Is it possible to use Hibernate and Mysql with
ReactiveCrudRepository
instead ofCrudRepository
?
Not with Hibernate and MySQL, but with R2DBC and Postgres, Microsoft SQL Server or H2. Take a look at Spring Data R2DBC.
With Hibernate/JPA included this won't happen in the foreseeable future. JPA is based on the idea that you load part of your data model into memory, manipulate the resulting object model and let JPA transform these changes. All this within a single transaction.
This is kind of the opposite how one deals with a reactive store where you try to make atomic changes and try to decouple the loading, processing and storing and all this without blocking.
So we have to look at the technology level below JPA: JDBC. But JDBC is still blocking: You send a SQL statement to your database and then JDBC will block until you get the result. And again this goes against the idea of reactive: Never block. One could wrap this in a thread pool to mitigate this to some extent, but that is more of a workaround than a solution.
There are some suitable drivers for some databases that could be used for reactive repositories. But they are proprietary and thereby not a good basis for something that really should eventually work across all (relevant) relational databases.
For some time the Spring Data team hoped that ADBA would fill that gap. But discussions on the mailing list made it clear that ADBA was not aiming for reactive but only for asynchronous. Again not what we needed for a reactive repository abstraction.
So early in 2018 various people living at the intersection or reactive and relational decided that we need a standard for reactive database access.
R2DBC (Reactive Relational Database Access) is a proposal for such a standard. The hope is that it either helps convincing Oracle to move ADBA to a reactive approach or if that doesn't happen it becomes the standard itself.
And with already three implementations available chances for the second option look promising.
R2DBC itself is mainly an SPI, i.e. an API that is to be implemented by database providers. The SPI is designed in a way that puts minimal requirements on implementers. But this also makes R2DBC somewhat cumbersome to use. The idea is that other libraries will step up and build libraries designed for usability on top of that SPI, as it happened with JDBC.
Spring Data R2DBC is one such library and it offers what you asked for: Support for ReactiveCrudRepository
although it is independent of JPA/Hibernate and there is no support for MySQL yet.
Both R2DBC and Spring Data R2DBC didn't have a production release yet and it will take at least several months to get there.
Spring Data R2DBC just released the first milestone. See the release article for its current capabilities.
R2DBC is on its 6th milestone. See the release article for details.
See also this answer: Why does Spring not provide reactive (non-blocking) clients for relational databases?

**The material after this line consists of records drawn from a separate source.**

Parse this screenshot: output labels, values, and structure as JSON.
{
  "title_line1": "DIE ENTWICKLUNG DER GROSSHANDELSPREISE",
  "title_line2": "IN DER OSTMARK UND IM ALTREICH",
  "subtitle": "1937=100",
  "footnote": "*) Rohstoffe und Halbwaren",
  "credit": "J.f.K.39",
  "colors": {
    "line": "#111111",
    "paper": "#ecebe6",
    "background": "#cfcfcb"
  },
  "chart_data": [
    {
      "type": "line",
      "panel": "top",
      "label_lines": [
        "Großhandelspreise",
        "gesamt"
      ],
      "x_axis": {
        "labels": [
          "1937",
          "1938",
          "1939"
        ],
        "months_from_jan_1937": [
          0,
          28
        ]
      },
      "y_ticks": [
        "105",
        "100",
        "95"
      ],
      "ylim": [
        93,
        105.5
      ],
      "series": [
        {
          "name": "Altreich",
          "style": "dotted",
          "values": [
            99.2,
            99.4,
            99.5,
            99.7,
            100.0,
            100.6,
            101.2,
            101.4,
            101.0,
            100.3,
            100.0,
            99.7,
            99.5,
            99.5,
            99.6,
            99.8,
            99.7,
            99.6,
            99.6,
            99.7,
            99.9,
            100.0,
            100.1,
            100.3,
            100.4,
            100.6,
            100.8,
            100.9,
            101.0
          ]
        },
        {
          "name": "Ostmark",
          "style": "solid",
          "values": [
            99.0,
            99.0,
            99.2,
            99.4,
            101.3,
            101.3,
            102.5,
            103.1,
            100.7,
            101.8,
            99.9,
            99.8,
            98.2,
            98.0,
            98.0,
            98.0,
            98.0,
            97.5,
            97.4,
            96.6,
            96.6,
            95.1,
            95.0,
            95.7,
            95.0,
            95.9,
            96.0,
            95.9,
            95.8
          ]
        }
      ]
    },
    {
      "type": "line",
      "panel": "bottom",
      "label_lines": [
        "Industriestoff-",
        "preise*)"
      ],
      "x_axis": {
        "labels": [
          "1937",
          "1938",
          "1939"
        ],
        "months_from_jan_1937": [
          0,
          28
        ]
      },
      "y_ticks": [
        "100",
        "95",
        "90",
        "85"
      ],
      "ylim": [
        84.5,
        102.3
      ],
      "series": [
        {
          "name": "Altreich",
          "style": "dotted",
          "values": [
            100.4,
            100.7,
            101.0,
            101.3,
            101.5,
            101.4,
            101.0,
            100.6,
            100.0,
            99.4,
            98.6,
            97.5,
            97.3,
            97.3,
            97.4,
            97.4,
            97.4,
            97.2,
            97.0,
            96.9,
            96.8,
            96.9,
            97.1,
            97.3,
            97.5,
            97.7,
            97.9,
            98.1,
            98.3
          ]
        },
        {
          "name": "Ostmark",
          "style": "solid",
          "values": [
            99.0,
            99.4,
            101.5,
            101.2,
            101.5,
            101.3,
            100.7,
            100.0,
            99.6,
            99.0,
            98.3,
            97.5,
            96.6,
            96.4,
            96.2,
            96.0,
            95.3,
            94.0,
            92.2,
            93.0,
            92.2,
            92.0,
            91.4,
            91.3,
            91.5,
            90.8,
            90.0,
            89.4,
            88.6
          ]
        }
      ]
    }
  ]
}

As of now (Jan 2017) it is not possible.
The currently relevant release for the reactive part of Spring Data is Spring Data Kay M1 (You can check if there is a newer version available on the project home page)
And a blog post from the Spring Data team about that release and specifically the reactive parts in it starts with (emphasis mine):
Spring Data Kay M1 is the first release ever that comes with support for reactive data access. Its initial set of supported stores — MongoDB, Apache Cassandra, and Redis — all ship reactive drivers already, which made them very natural candidates for such a prototype.
The reason is that there is no standard non-blocking way to access a relational database. So only those that support this kind of API are supported right now.
One could implement a ReactiveCrudRepository
using JPA or JDBC and delegate the work to a thread pool. This would provide an async API on the outside, but would still consume the resources for the Threads and block between independent data accesses, so only a small part of the benefits of the reactive approach would get realized.